É dupla, pois, a tarefa em que Lobato mostra-se engajado quando é apontado como nacionalista: de um lado, elaborar e defender estratégias práticas para tirar o país do atraso; de outro, participar da criação do substrato cultural para que o povo brasileiro se reconheça como tal, caminho que, para ele, passava, necessariamente, pela educação, mediante sua literatura infantil, que promoveria senão o resgate de tradições do Brasil pelo menos as do Sudeste agrário.26 Em ambas as missões, seu fazer literário

está entrelaçado, porém se observa que sua literatura destinada ao público adulto articula-se mais à primeira tarefa, ao passo que suas obras infantis parecem mais inclinadas à segunda, embora não sejam empreendimentos desassociados e excludentes. Pelo contrário: na tarefa lobatiana de alavancar o processo desenvolvimentista no Brasil, eram necessários tantos os elementos práticos e objetivos quanto os subjetivos, da constituição do sentimento de brasilidade.

Essa postura levou o autor a antecipar várias temáticas que serão exploradas pelos modernistas e que caracterizam seu nacionalismo. Certamente, a que mais salta aos olhos, tanto em suas obras quanto em seus atos na vida prática, é o fato de querer reverter a situação de atraso brasileiro nas mais diversas áreas a partir das potencialidades culturais, sociais e econômicas que Lobato entrevia no país sem, contudo, sacralizá-las. Landers, em capítulo sobre o nacionalismo lobatiano, faz o seguinte alerta inicial aos seus leitores, o qual ratificamos:

26 Muitos dos culturais que são retratados nas obras infantis lobatianas — como elementos do folclore, da

culinária — são originários do Sudeste do Brasil, mas acabam, metonimicamente, sendo tomados como se fossem recorrentes em todo o país.

É preciso desde já compreender a composição peculiar de seu nacionalismo que foi de superficial entusiasmo sobre o Brasil, de intenso pessimismo e de absoluta iconoclastia se quisermos compará-lo, por exemplo, ao nacionalismo otimista de um Olavo Bilac naquele mesmo ano de 1916 (LANDERS, 1988, p. 176).

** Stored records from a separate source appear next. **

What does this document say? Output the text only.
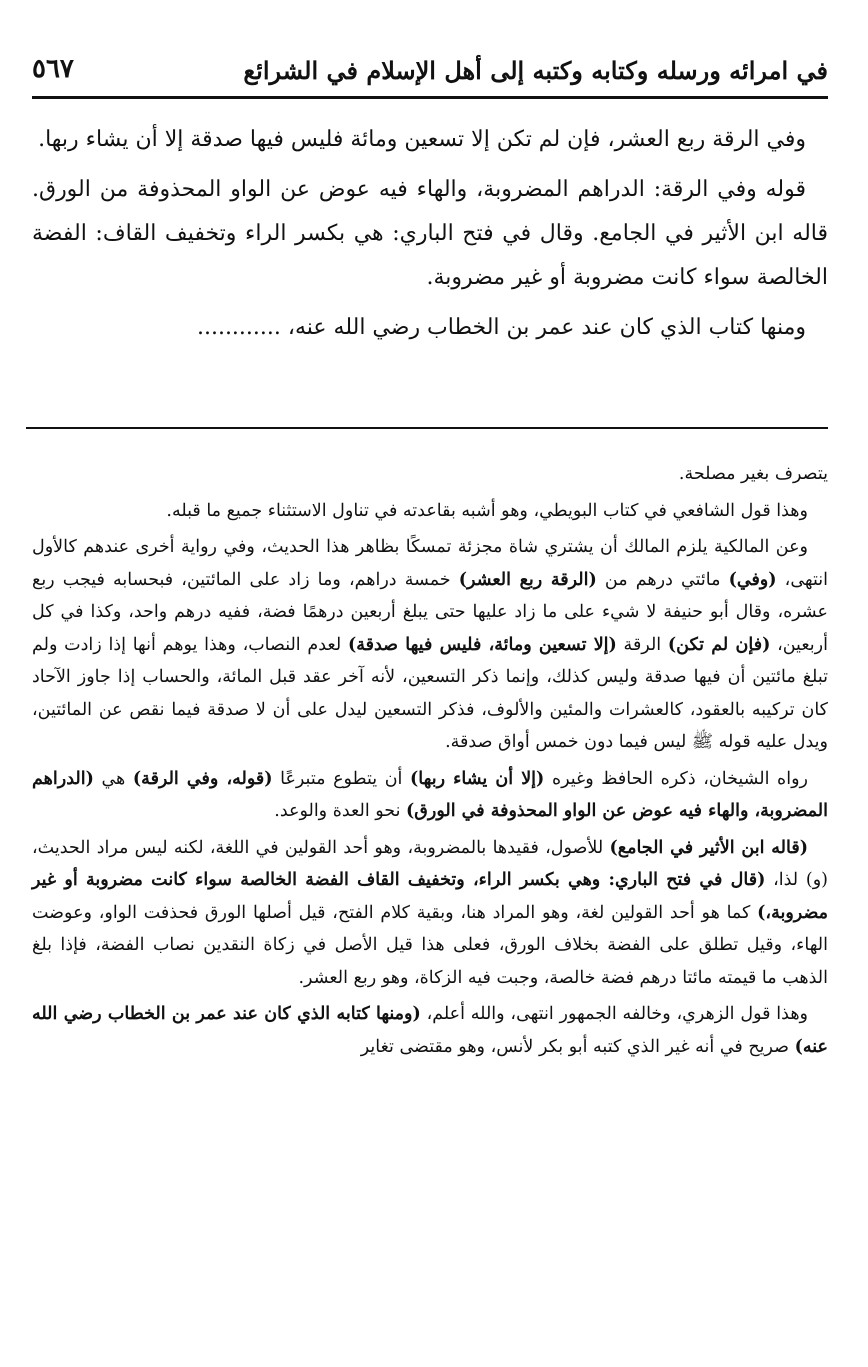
في امرائه ورسله وكتابه وكتبه إلى أهل الإسلام في الشرائع
٥٦٧

وفي الرقة ربع العشر، فإن لم تكن إلا تسعين ومائة فليس فيها صدقة إلا أن يشاء ربها.

قوله وفي الرقة: الدراهم المضروبة، والهاء فيه عوض عن الواو المحذوفة من الورق. قاله ابن الأثير في الجامع. وقال في فتح الباري: هي بكسر الراء وتخفيف القاف: الفضة الخالصة سواء كانت مضروبة أو غير مضروبة.

ومنها كتاب الذي كان عند عمر بن الخطاب رضي الله عنه، ............

يتصرف بغير مصلحة.

وهذا قول الشافعي في كتاب البويطي، وهو أشبه بقاعدته في تناول الاستثناء جميع ما قبله.

وعن المالكية يلزم المالك أن يشتري شاة مجزئة تمسكًا بظاهر هذا الحديث، وفي رواية أخرى عندهم كالأول انتهى، (وفي) مائتي درهم من (الرقة ربع العشر) خمسة دراهم، وما زاد على المائتين، فبحسابه فيجب ربع عشره، وقال أبو حنيفة لا شيء على ما زاد عليها حتى يبلغ أربعين درهمًا فضة، ففيه درهم واحد، وكذا في كل أربعين، (فإن لم تكن) الرقة (إلا تسعين ومائة، فليس فيها صدقة) لعدم النصاب، وهذا يوهم أنها إذا زادت ولم تبلغ مائتين أن فيها صدقة وليس كذلك، وإنما ذكر التسعين، لأنه آخر عقد قبل المائة، والحساب إذا جاوز الآحاد كان تركيبه بالعقود، كالعشرات والمئين والألوف، فذكر التسعين ليدل على أن لا صدقة فيما نقص عن المائتين، ويدل عليه قوله ﷺ ليس فيما دون خمس أواق صدقة.

رواه الشيخان، ذكره الحافظ وغيره (إلا أن يشاء ربها) أن يتطوع متبرعًا (قوله، وفي الرقة) هي (الدراهم المضروبة، والهاء فيه عوض عن الواو المحذوفة في الورق) نحو العدة والوعد.

(قاله ابن الأثير في الجامع) للأصول، فقيدها بالمضروبة، وهو أحد القولين في اللغة، لكنه ليس مراد الحديث، (و) لذا، (قال في فتح الباري: وهي بكسر الراء، وتخفيف القاف الفضة الخالصة سواء كانت مضروبة أو غير مضروبة،) كما هو أحد القولين لغة، وهو المراد هنا، وبقية كلام الفتح، قيل أصلها الورق فحذفت الواو، وعوضت الهاء، وقيل تطلق على الفضة بخلاف الورق، فعلى هذا قيل الأصل في زكاة النقدين نصاب الفضة، فإذا بلغ الذهب ما قيمته مائتا درهم فضة خالصة، وجبت فيه الزكاة، وهو ربع العشر.

وهذا قول الزهري، وخالفه الجمهور انتهى، والله أعلم، (ومنها كتابه الذي كان عند عمر بن الخطاب رضي الله عنه) صريح في أنه غير الذي كتبه أبو بكر لأنس، وهو مقتضى تغاير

A peculiaridade do nacionalismo de Lobato aludida no excerto diz respeito à postura contrastante do autor em relação aos seus contemporâneos. Esse contraste ideológico evidencia-se especialmente em relação às propostas de Bilac, que expressam uma visão totalmente idealizada do país, apartada da realidade circundante, como bem representam, por exemplo, seu conhecido poema intitulado A Pátria ou a letra do Hino à Bandeira, também de sua autoria. Ambos os textos retratam, em seus versos, uma imagem do país muito semelhante à que se queria propagar já no Romantismo, como um Éden perdido na América Latina, o locus amenus que deveria ser imitado em sua grandeza pelas crianças nascidas em suas terras. Lobato, ao contrário, no lugar de cantar a idealização da República implantada em 15 de novembro de 1889, como o faziam Bilac e seus seguidores, constrói ficcionalmente, a partir de 1920 e ao longo de sua obra infantil, o seu projeto de nação ideal, livre e democrática. Dessa forma, o nacionalismo lobatiano, como vimos, assume uma postura radicalmente oposta às tendências nacionalistas das duas primeiras décadas do século XX, representando a realidade nacional sob ângulos realistas, com vistas a, a partir desse choque, buscar alternativas de solução para os problemas nacionais.